Flash forward a month later, he still lives there. He, like a lump of rock, simply will not leave. My mother is Jewish, but sort of pretends she isn't. I grew up with an occasionally religious father, so things like Hannukah and High Holy Days are kind of a big deal to me. My mother liked her second husband and children better, so she only celebrates Christmas, and will only give Christmas presents to her Jewish daughter.

I try to be nice, and agree to celebrate Christmas (in the commercial "gimme shit I will forget about tomorrow" sense of the holiday) with her. I ask if I should buy something for Michael, since he still lives with her.

This is where things get ridiculous.

My mother decided to inform me that Christmas will take place in my apartment. And that I, her Jewish daughter, need not only host, but also cook for them all. THEN, she informs me what I will be making them for dinner. Then she pretends to be heartbroken that we do not own a DVD of A Christmas Story and tells me it's traditional that she and the kids watch it on Christmas eve.

Fine, whatever.
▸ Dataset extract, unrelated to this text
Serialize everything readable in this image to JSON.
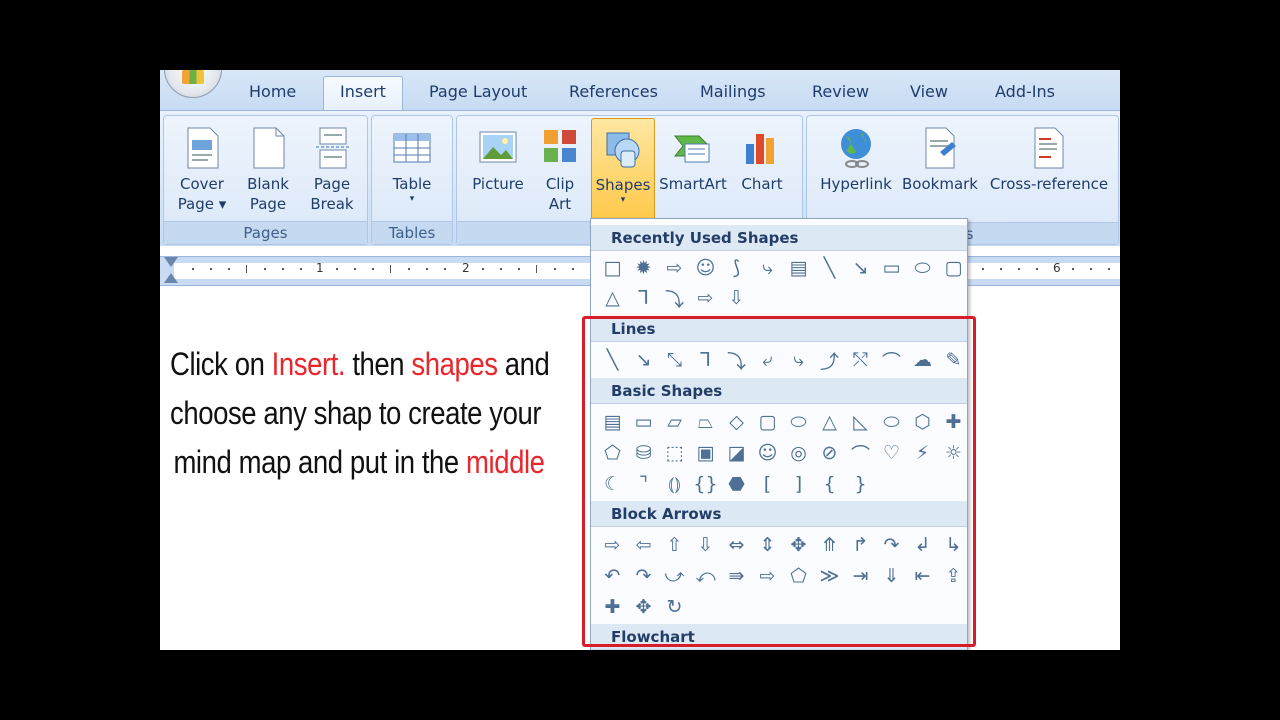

I spent the fucking money we don't have to feed my tactless mother, since my brother and sister didn't do anything wrong, wrapped a ton of presents, and did all the prep work for dinner.
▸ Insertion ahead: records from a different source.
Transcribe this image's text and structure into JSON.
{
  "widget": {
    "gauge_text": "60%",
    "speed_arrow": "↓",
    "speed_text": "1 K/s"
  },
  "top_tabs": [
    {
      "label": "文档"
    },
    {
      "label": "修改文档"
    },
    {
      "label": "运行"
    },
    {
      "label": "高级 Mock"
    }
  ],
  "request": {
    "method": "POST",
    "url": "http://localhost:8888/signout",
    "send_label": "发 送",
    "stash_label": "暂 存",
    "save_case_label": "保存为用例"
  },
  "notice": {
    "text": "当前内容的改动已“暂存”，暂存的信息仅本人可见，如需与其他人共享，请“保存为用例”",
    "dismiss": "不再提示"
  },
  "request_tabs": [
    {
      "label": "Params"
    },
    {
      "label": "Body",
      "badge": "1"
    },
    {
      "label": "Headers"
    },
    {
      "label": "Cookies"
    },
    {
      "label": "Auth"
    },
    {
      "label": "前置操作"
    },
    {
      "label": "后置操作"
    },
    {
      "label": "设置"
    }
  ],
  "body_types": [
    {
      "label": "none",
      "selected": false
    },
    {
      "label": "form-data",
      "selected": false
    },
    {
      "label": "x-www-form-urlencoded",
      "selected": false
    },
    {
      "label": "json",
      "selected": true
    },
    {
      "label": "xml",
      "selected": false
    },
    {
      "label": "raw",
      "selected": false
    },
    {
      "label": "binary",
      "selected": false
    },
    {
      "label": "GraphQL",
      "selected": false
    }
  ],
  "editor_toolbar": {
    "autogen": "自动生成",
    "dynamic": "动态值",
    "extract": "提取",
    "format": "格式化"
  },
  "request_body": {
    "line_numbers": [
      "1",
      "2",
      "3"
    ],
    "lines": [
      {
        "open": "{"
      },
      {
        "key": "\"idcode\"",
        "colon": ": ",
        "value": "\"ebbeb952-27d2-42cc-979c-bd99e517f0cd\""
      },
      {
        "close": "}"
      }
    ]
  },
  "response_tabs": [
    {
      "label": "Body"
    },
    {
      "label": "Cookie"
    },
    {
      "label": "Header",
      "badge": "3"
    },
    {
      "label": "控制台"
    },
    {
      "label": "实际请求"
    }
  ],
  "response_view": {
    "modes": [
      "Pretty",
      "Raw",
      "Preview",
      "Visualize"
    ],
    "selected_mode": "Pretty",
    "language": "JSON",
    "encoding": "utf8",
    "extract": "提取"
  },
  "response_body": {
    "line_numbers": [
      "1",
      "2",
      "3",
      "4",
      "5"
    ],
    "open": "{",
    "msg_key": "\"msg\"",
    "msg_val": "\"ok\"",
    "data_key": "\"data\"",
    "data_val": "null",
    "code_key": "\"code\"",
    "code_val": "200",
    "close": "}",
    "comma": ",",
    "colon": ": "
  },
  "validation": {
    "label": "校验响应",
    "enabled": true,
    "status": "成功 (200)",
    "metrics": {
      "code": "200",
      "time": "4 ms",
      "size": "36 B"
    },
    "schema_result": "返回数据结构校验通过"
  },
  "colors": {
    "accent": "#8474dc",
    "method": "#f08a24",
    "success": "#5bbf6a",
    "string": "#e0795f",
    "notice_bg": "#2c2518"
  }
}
So finally, she calls me today and deigns to tell me that she also be arriving an hour and a half early.

Merry Christmas, folks.

I hope everyone reading this is having a happy holiday season.
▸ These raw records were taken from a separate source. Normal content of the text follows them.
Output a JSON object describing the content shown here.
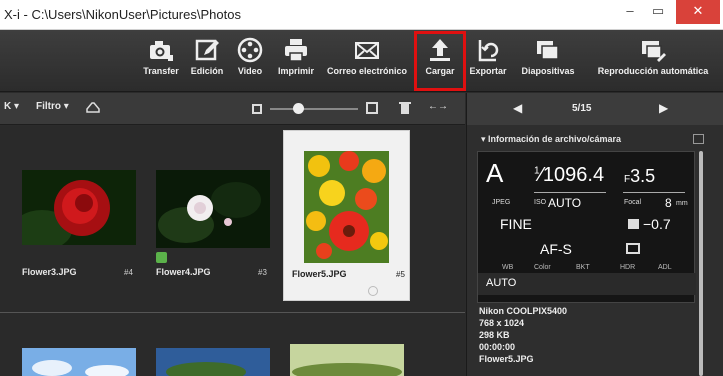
{
  "window": {
    "title": "X-i - C:\\Users\\NikonUser\\Pictures\\Photos",
    "minimize": "–",
    "maximize": "▭",
    "close": "✕"
  },
  "toolbar": {
    "transfer": "Transfer",
    "edicion": "Edición",
    "video": "Video",
    "imprimir": "Imprimir",
    "correo": "Correo electrónico",
    "cargar": "Cargar",
    "exportar": "Exportar",
    "diapositivas": "Diapositivas",
    "reproduccion": "Reproducción automática"
  },
  "browser_toolbar": {
    "sort_fragment": "K ▾",
    "filter": "Filtro ▾",
    "arrow_control": "←→"
  },
  "thumbnails": [
    {
      "name": "Flower3.JPG",
      "number": "#4"
    },
    {
      "name": "Flower4.JPG",
      "number": "#3"
    },
    {
      "name": "Flower5.JPG",
      "number": "#5"
    }
  ],
  "viewer": {
    "page": "5/15",
    "prev": "◀",
    "next": "▶"
  },
  "info_panel": {
    "section_title": "▾ Información de archivo/cámara",
    "mode": "A",
    "shutter_num": "1",
    "shutter": "⁄1096.4",
    "aperture_prefix": "F",
    "aperture": "3.5",
    "format": "JPEG",
    "iso_label": "ISO",
    "iso": "AUTO",
    "focal_label": "Focal",
    "focal": "8",
    "focal_unit": "mm",
    "quality": "FINE",
    "exposure_comp": "−0.7",
    "af_mode": "AF-S",
    "col_wb": "WB",
    "col_color": "Color",
    "col_bkt": "BKT",
    "col_hdr": "HDR",
    "col_adl": "ADL",
    "wb_value": "AUTO"
  },
  "file_details": {
    "camera": "Nikon COOLPIX5400",
    "dimensions": "768 x 1024",
    "size": "298 KB",
    "time": "00:00:00",
    "filename": "Flower5.JPG"
  }
}
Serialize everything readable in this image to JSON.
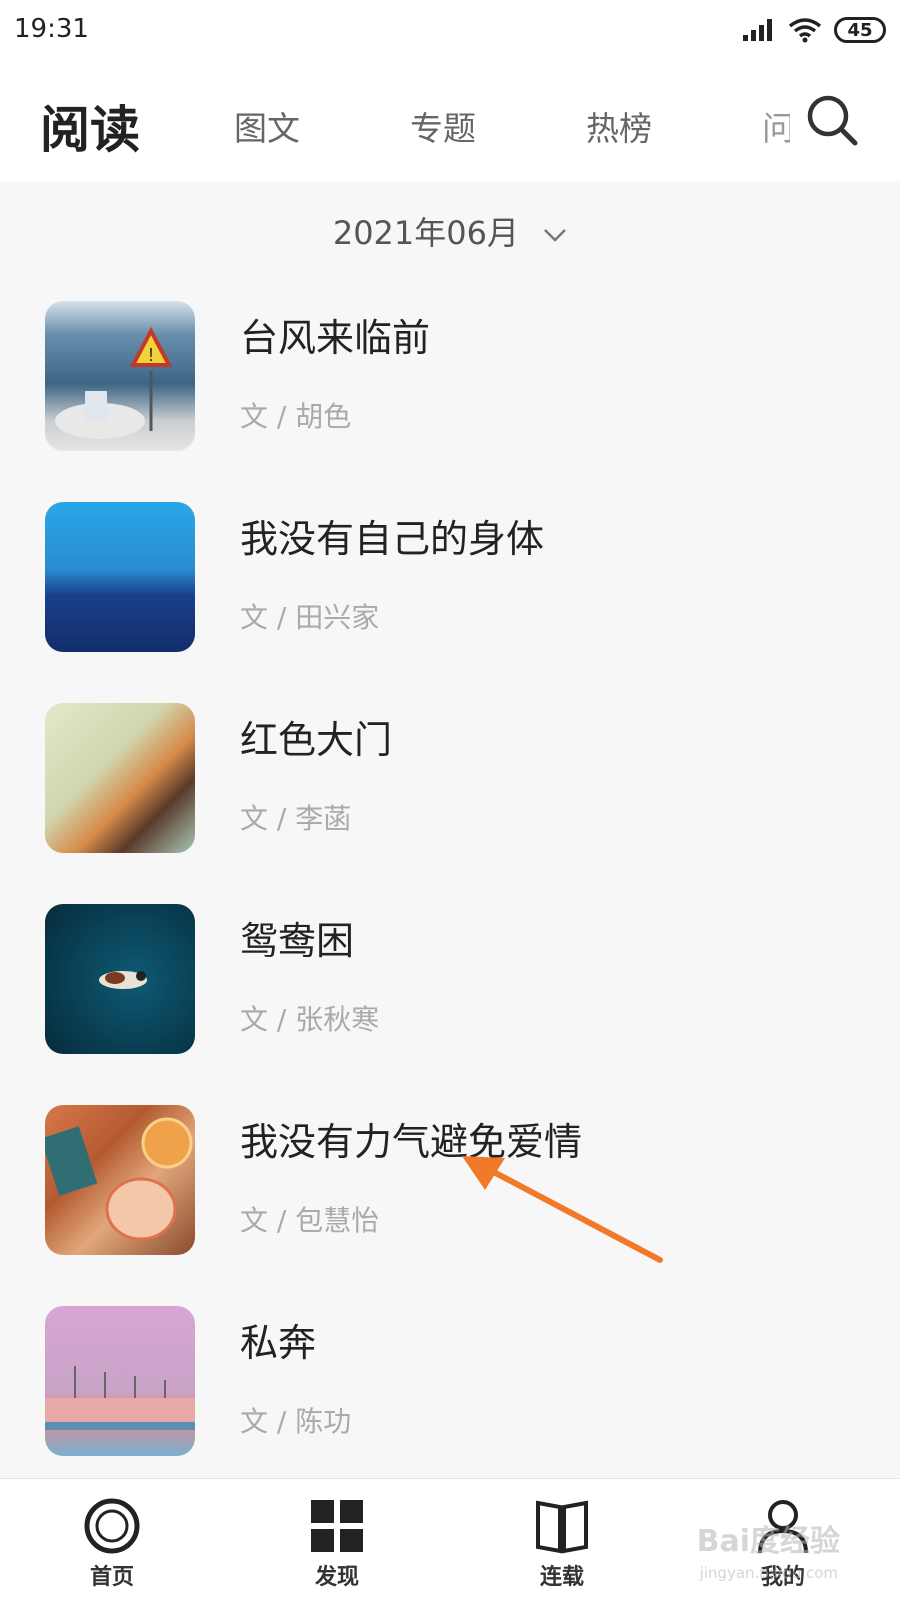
{
  "status_bar": {
    "time": "19:31",
    "battery": "45"
  },
  "nav": {
    "title": "阅读",
    "tabs": [
      "图文",
      "专题",
      "热榜",
      "问"
    ]
  },
  "month_picker": {
    "label": "2021年06月"
  },
  "articles": [
    {
      "title": "台风来临前",
      "author": "文 / 胡色"
    },
    {
      "title": "我没有自己的身体",
      "author": "文 / 田兴家"
    },
    {
      "title": "红色大门",
      "author": "文 / 李菡"
    },
    {
      "title": "鸳鸯困",
      "author": "文 / 张秋寒"
    },
    {
      "title": "我没有力气避免爱情",
      "author": "文 / 包慧怡"
    },
    {
      "title": "私奔",
      "author": "文 / 陈功"
    }
  ],
  "bottom_tabs": [
    {
      "label": "首页",
      "icon": "circle-icon"
    },
    {
      "label": "发现",
      "icon": "grid-icon"
    },
    {
      "label": "连载",
      "icon": "book-icon"
    },
    {
      "label": "我的",
      "icon": "user-icon"
    }
  ],
  "watermark": {
    "text": "Bai度经验",
    "sub": "jingyan.baidu.com"
  },
  "colors": {
    "annotation_arrow": "#f07a2a",
    "background": "#f7f7f7"
  }
}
Joe's been home a few days and we've done almost nothing but veg out and watch lots of Babylon 5.
As silly as this may sound, I'm living in the happiest time of my life.

Loving your husband is a pretty nice feeling.

Yesterday, the husband and I put glow in the dark stars around our bedroom door and closet.



Sometimes, little things like cheapy decorations and the sight of my husband bent over little teeny-tiny plastic stars makes me happy beyond belief.

And at the risk of sounding like a ten year old: it looks pretty cool with all the lights off.

I want to meet someone who says that "The Science of Sleep" is their favorite movie. Maybe it's the sickness talking, but this movie is seriously nonsensical. Not in the whimsical "Alice in Wonderland" way, but in the way that you're not sure what the plot is, or what's going on.

Seriously, call me and explain the point of this movie to me.

"Close your eyes. Open your heart." More like close your eyes, because any dream you have will make more sense than this movie.

So, I don't normally post here much, but some shitty things have happened recently.

One, I got my wallet stolen about two weeks ago. Nevermind the hundreds of dollars worth of unspent wedding giftcards, or the five hundred dollars in cash (that I was taking to the bank that day... I also had my ID, bank/credit cards, and social security cards. Also, a ton of little things that made me smile from friends.

This happened not two weeks ago.

TODAY, Joe got all the Transformers he had at work stolen from him- about $400 worth.

What the fuck is wrong with the world?

Joe picked up "Harry Potter and the Deathly Hallows" at a Target for me yesterday. Even though I'd read some spoilers, I still really enjoyed it. I felt kind of silly being excited to read it, but I read the first book when I was only eleven. It's nice to see a series to it's finish.